Tak berapa lama, Danisha menyipitkan mata saat Takhsaka terlihat berjalan kearah meja mereka dengan Aisha yang setia mengekor dibelakang. Menyeruput minuman yang habis di detik terakhir, Danisha merasa deja vu dan perasaanya tidak enak. Seperti saat hari ulang tahun, jika Takshaka bersama Aisha ujung-ujung dia yang akan ditumbalkan. Mengikuti insting, Danisha langsung bergegas membereskan diri. Sehingga saat Takshaka tiba dimeja dengan tangan yang sudah merogoh dompet, Danisha langsung menaruh beberapa lembar uang bewarna merah di atas meja.
Sejenak Takshaka dan Aisha kebingungan melihat Danisha yang setengah menggebarak meja saat menaruh uang tersebut. Dan belum sempat Takshaka mempertanyakan maksud Danisha, perempuan itu sudah lebih dulu mengibas rambutnya dramatis lalu tersenyum sok ramah.
"Khem, sorry Takshaka. Kayak nya gue sibuk hari, jadi gue harus segera pergi." Ucap Danisha bangkit dari kursi.
"Owh, jangan khawatir makanan ini gue yang bayarin." Tunjuknya pada uang dimeja." Simpen aja uang lo buat beli bensin untuk nganterin Aisha pulang. " Lanjut Danisha membuat Takshka terperangah.
"Duluan." Danisha mengedipkan mata pada Aisha. Lalu segera berjalan dengan cepat menuju pintu keluar seolah dia memang tengah diburu oleh kesibukannya, padahal Danisha hanya tak ingin dipermalukan oleh Takshaka saat nanti dia malah ditinggalkan dengan beberapa lembar uang dimeja, sedangkan Takshaka tentu saja akan pergi mengantar Aisha pulang. Syukurnya Danisha pintar membaca situasi dan berhasil membalik keadaan.

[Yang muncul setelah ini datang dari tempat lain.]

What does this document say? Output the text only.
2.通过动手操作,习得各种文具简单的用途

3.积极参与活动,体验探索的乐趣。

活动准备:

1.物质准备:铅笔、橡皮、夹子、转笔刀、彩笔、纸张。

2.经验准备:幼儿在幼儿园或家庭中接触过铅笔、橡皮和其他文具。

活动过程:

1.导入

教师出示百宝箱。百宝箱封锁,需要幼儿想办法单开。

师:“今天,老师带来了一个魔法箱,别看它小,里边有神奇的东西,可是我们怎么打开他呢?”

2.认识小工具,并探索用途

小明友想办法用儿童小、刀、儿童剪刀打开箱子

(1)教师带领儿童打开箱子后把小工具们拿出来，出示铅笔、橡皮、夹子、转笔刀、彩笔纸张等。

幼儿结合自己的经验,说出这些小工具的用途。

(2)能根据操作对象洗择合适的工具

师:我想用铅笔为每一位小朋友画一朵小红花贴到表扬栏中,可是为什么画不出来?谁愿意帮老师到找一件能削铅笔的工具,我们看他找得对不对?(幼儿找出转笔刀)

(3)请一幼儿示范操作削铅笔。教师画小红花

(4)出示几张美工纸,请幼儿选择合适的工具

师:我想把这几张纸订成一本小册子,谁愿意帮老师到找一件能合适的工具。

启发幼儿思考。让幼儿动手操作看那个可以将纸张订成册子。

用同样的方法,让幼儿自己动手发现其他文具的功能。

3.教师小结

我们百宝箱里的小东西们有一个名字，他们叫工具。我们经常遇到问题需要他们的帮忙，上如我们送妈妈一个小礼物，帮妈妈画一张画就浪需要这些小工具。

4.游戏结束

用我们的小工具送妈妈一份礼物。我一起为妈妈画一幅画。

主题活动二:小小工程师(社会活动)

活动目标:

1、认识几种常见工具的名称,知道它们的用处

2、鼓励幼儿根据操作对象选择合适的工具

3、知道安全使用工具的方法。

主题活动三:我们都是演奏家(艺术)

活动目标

"Ih, masa cewek yang bayarin sih."
"Keren nya jadi luntur, anjir."
"Mana dia mau pergi kencan sama cewek lain lagi, padahal tadi datengnya sama cewek yang barusan pergi."
Takshaka menggeram dengan tangan terkepal mendengar bisik-bisik dari meja sebelah.
Dasar licik! Umpatnya pada Danisha.
"Maaf." Suara sendu itu membuat Takshaka berbalik, segera dia singkirkan ekspresi keras saat Aisha menyorotnya dengan pandangan menyesal.
"Aku buat pacar kamu pergi."
"Dia bukan pacar gue." Sanggah Takshaka cepat. Lupa bahwa tadi dia bersikeras agar Danisha tidak mengusik hubungan pertunangan mereka.
Oh, shit! Tunggu dulu, dia dan Danisha belum mencapai kata sepakat!
Takshaka menggeram kesal saat perempuan yang baru saja mempermalukannya itu sudah pergi entah kemana. Ah, sudahlah...pikir Takshaka. Sekarang dia harus mengantar Aisha pulang.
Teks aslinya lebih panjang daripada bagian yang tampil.